Dean Connors

No. 33 – Los Angeles Rams
- Position: Running back
- Roster status: Practice squad

Personal information
- Born: August 29, 2003 (age 23) Bend, Oregon, U.S.
- Listed height: 5 ft 11 in (1.80 m)
- Listed weight: 206 lb (93 kg)

Career information
- High school: Murrieta Valley (Murrieta, California)
- College: Riverside (2021); Rice (2022–2024); Houston (2025);
- NFL draft: 2026: undrafted

Career history
- Los Angeles Rams (2026–present);
- Stats at Pro Football Reference

= Dean Connors =

American football player (born 2003)

Dean Russell Connors (born August 29, 2003) is an American professional football running back for the Los Angeles Rams of the National Football League (NFL). Signed as an undrafted free agent out of the University of Houston, Connors previously played for the Rice Owls and at Riverside City College.

==Early life==
Connors attended Paso Robles High School and Murrieta Valley High School in Murrieta, California. As a senior, Connors was named co-MVP of the Southwestern League in leading the Nighthawks to a 3-2 record during an abbreviated season due to the COVID-19 pandemic.
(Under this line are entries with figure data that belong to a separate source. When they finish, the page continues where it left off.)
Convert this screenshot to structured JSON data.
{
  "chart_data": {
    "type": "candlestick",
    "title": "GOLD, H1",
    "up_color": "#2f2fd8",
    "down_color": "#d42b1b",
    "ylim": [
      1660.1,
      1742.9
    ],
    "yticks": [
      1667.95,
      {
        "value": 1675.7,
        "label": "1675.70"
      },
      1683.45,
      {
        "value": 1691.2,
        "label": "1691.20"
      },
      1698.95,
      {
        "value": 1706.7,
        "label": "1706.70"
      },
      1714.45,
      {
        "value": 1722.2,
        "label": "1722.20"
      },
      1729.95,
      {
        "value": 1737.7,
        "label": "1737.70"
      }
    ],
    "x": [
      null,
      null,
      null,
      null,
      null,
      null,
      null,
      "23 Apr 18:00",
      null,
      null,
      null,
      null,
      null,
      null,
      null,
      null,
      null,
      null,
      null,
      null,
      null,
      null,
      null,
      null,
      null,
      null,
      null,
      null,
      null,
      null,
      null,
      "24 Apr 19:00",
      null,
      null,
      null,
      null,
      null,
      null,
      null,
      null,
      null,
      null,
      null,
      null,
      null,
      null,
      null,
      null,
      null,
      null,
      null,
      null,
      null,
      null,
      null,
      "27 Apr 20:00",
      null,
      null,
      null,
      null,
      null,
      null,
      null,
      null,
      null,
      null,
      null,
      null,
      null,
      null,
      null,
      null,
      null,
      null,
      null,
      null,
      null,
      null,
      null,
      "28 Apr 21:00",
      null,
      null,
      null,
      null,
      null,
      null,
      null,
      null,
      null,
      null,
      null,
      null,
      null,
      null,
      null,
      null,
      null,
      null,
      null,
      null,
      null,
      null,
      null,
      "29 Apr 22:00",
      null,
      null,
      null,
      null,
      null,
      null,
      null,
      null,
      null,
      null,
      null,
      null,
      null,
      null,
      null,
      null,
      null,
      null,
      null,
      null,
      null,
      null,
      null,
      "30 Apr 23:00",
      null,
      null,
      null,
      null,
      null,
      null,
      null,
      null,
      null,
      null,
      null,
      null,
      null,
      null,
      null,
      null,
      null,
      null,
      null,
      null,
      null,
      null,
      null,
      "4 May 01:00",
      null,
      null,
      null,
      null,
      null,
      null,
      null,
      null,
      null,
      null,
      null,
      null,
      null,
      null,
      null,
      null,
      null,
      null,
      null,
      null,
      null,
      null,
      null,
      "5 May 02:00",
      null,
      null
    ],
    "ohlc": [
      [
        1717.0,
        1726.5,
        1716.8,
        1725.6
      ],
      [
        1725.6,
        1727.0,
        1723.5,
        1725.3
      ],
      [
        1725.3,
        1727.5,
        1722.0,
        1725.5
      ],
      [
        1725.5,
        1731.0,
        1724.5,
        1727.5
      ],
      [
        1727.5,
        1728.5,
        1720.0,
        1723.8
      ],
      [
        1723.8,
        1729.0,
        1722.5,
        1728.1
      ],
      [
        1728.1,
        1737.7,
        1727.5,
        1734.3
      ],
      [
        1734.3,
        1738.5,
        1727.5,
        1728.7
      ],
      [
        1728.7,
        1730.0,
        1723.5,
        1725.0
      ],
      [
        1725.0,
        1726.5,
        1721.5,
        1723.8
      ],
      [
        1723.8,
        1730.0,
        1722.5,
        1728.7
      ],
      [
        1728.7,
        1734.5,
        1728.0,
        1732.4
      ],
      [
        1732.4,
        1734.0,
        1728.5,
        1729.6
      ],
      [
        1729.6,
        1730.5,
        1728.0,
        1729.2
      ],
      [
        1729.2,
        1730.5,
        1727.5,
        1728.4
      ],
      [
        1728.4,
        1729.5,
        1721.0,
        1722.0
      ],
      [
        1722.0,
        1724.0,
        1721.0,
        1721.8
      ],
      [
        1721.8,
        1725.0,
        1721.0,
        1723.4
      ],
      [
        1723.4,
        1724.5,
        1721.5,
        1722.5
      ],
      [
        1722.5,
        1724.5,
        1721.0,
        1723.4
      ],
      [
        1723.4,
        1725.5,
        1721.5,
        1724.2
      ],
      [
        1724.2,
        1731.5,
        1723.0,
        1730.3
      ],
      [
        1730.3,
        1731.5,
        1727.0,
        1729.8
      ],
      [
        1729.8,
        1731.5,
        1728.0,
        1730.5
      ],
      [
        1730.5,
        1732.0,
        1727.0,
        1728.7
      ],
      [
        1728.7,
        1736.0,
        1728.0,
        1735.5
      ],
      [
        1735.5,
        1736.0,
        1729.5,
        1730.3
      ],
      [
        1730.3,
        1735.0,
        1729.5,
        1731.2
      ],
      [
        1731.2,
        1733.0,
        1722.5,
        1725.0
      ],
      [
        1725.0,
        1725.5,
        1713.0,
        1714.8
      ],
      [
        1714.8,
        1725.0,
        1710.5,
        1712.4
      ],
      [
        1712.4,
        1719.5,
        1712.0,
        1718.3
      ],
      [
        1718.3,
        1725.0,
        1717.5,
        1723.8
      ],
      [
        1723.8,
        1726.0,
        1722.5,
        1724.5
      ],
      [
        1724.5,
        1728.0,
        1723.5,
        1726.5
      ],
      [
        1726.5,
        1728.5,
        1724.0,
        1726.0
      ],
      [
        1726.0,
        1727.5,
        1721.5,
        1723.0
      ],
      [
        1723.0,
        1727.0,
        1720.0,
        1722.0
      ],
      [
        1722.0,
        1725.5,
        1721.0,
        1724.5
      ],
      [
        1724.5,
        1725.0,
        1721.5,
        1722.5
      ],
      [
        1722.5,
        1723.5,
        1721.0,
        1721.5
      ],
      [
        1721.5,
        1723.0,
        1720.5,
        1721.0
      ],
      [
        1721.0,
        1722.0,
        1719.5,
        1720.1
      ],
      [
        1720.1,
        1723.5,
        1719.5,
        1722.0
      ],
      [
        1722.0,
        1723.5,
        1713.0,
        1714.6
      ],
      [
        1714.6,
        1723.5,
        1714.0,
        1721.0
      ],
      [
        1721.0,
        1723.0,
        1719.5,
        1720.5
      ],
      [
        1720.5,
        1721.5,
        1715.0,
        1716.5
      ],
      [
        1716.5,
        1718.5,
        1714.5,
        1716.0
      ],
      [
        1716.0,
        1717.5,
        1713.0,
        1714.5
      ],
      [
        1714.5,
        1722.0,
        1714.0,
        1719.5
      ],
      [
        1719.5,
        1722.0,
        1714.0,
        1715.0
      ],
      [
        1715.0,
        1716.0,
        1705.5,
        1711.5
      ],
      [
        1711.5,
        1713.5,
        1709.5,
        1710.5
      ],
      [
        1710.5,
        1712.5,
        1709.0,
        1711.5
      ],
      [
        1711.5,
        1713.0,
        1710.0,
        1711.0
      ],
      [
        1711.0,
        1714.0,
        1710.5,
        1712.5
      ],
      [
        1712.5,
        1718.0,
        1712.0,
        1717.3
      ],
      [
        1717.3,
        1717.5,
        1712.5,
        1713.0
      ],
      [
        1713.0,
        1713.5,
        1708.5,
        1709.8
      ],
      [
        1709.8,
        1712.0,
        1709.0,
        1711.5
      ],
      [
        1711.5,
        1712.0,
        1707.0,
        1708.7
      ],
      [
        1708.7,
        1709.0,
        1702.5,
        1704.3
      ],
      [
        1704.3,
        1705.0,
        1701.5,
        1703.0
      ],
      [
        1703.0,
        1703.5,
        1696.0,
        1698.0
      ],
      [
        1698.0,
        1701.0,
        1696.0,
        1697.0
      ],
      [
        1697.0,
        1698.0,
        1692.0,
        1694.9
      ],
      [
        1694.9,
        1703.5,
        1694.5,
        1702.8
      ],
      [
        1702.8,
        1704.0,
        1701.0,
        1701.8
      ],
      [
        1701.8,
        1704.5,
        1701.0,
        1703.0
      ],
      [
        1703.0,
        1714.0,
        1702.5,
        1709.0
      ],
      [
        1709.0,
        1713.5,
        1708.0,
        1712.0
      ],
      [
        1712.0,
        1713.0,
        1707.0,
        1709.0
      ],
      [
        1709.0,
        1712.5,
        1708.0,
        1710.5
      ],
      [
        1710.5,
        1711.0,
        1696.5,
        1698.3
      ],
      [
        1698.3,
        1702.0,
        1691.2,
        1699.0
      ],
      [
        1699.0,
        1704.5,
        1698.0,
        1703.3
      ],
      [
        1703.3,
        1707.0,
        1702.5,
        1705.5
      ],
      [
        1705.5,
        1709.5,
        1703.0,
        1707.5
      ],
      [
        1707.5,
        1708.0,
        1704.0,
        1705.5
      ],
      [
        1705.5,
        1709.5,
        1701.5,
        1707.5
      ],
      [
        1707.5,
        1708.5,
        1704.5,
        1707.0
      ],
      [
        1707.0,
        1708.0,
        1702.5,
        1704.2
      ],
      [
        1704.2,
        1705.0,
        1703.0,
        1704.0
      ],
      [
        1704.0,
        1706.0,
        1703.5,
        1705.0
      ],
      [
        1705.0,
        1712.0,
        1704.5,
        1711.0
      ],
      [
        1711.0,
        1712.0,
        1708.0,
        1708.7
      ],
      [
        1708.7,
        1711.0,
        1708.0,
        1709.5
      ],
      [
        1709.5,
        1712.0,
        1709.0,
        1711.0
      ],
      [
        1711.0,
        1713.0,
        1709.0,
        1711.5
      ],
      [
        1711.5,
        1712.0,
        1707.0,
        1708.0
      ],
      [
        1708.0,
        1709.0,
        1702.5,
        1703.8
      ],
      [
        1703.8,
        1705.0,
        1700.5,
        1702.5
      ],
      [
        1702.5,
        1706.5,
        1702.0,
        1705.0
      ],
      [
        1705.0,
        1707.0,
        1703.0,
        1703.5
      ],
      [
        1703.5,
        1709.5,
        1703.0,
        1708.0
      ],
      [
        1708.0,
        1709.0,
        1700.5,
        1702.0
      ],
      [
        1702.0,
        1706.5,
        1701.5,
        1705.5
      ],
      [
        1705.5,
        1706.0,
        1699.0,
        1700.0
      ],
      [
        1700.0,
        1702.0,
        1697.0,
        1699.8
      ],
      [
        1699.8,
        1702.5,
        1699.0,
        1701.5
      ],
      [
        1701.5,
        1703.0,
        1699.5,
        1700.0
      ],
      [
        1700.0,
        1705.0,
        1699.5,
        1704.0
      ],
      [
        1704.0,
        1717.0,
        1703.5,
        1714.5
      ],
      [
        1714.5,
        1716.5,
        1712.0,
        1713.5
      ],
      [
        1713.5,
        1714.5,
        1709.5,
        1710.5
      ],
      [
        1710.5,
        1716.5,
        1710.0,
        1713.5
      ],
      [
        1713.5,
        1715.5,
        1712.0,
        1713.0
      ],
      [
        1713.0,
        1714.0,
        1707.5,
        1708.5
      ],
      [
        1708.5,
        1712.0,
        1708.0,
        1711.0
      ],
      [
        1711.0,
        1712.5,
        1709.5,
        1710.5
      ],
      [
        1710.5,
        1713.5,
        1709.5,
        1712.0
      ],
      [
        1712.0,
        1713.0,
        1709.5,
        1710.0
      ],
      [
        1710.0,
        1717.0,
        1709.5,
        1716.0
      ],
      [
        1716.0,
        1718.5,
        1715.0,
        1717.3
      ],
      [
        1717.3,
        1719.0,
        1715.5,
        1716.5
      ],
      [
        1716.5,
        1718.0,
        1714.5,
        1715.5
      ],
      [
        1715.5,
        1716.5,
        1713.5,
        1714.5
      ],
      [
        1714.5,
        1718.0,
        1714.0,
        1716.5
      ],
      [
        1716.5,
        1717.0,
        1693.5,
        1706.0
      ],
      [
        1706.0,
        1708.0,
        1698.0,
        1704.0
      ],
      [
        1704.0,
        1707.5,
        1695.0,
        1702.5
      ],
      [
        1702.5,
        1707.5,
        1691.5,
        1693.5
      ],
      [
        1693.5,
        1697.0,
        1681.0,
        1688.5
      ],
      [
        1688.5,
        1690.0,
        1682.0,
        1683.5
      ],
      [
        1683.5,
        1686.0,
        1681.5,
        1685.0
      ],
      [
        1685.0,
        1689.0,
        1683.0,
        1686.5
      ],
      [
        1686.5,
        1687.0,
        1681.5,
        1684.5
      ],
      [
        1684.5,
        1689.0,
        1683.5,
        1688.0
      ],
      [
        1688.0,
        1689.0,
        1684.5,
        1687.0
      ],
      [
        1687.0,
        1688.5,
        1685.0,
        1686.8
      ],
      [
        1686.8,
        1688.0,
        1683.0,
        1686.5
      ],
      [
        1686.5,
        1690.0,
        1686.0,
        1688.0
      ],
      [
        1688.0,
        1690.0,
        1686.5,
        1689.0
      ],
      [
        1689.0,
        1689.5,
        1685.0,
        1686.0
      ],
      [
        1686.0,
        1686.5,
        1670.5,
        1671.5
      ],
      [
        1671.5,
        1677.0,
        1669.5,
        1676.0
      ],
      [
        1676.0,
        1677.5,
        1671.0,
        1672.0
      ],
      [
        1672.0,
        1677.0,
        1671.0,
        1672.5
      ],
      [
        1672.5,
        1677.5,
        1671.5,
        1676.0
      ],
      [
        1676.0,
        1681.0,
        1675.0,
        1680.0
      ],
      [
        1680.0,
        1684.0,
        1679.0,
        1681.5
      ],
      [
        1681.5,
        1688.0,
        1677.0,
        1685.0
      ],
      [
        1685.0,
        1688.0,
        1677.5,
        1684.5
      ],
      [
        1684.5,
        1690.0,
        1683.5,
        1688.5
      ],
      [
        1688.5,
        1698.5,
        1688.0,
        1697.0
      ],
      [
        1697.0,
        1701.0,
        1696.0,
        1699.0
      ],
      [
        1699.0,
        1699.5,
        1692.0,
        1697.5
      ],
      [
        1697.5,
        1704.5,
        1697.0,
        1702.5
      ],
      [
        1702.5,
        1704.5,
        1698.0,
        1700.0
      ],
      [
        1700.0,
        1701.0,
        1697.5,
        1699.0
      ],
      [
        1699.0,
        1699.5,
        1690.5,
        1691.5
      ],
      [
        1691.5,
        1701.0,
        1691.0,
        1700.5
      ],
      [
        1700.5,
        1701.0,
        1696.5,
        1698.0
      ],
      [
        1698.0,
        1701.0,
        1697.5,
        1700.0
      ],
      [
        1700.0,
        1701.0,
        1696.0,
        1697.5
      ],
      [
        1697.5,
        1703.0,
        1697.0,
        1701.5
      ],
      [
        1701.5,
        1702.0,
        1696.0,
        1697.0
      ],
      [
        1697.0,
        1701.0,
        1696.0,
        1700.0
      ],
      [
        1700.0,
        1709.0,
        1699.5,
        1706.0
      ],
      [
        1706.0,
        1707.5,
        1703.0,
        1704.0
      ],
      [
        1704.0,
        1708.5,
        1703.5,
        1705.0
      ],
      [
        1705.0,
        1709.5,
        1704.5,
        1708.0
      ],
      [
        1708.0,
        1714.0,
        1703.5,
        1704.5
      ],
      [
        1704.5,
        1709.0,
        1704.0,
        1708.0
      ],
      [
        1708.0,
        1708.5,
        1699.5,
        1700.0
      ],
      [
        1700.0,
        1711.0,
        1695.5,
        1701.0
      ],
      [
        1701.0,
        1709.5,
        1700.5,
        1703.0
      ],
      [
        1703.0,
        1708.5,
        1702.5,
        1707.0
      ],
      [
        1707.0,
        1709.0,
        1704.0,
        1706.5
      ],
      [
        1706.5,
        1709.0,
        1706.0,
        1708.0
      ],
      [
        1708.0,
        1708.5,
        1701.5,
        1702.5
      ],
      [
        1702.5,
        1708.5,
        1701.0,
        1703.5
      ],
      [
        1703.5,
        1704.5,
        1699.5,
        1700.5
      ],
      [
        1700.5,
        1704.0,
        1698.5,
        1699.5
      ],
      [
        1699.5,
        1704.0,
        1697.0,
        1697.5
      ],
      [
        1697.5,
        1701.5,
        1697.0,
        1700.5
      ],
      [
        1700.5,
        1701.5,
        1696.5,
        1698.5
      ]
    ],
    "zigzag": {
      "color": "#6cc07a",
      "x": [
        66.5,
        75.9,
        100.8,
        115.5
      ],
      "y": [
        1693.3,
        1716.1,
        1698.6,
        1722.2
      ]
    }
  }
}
Coming out of high school, he committed to play college football at Riverside City College.

==College career==
=== Riverside CC ===
In his lone season at Riverside in 2021, he rushed for 516 yards on 107 carries, whereupon the conclusion of the season he entered his name into the NCAA transfer portal.

=== Rice ===
Connors transferred to play for the Rice Owls. During his first season with Rice in 2022, he ran 28 times for 128 yards and a touchdown. In Week 2 of the 2023 season, he posted 130 all-purpose yards in a double overtime win over rival Houston. Connors finished the 2023 season with 771 yards and seven touchdowns on the ground while bringing in 43 passes for 403 yards and three touchdowns. In Week 3 of the 2024 season, he recorded his team's lone touchdown in a loss to rival Houston. In the 2024 regular season finale, Connors totaled 131 yards and a touchdown in an upset win versus South Florida. He finished the 2024 season rushing for 780 yards and nine touchdowns while also hauling in 62 receptions for 498 yards and two touchdowns. After the conclusion of the 2024 season, Connors decided to enter his name into the NCAA transfer portal.

=== Houston ===
Connors transferred to play for the Houston Cougars. In Week 2 of the 2025 season, he put up 132 yards and two touchdowns in a win against rival Rice. Connors capped off his 2025 season with a dominant performance in the Texas Bowl. Connors completed the game with 126 yards on 16 carries and one rushing touchdown. Connors finished the 2025 season with a total of 1,231 all purpose yards, six rushing touchdowns and three receiving touchdowns.

==Professional career==

Pre-draft measurables
| Height | Weight | Arm length | Hand span | Wingspan | 40-yard dash | 10-yard split | 20-yard split | 20-yard shuttle | Three-cone drill | Vertical jump | Broad jump | Bench press |
| 5 ft 11+3⁄8 in (1.81 m) | 206 lb (93 kg) | 29+5⁄8 in (0.75 m) | 9+1⁄4 in (0.23 m) | 5 ft 11 in (1.80 m) | 4.48 s | 1.57 s | 2.51 s | 4.29 s | 6.95 s | 39.5 in (1.00 m) | 10 ft 2 in (3.10 m) | 21 reps |
All values from Pro Day

=== Los Angeles Rams ===
After going unselected in the 2026 NFL Draft, on April 28, 2026 the Los Angeles Rams signed Connors as an undrafted free agent. In the Rams' 20-12 victory over the Kansas City Chiefs to open the preseason, Connors had six rushing attempts for 22 yards and caught four passes for 29 yards and two touchdowns in L.A.'s 20-12 victory. On August 30, he was waived as part of final roster cuts and re-signed to the practice squad.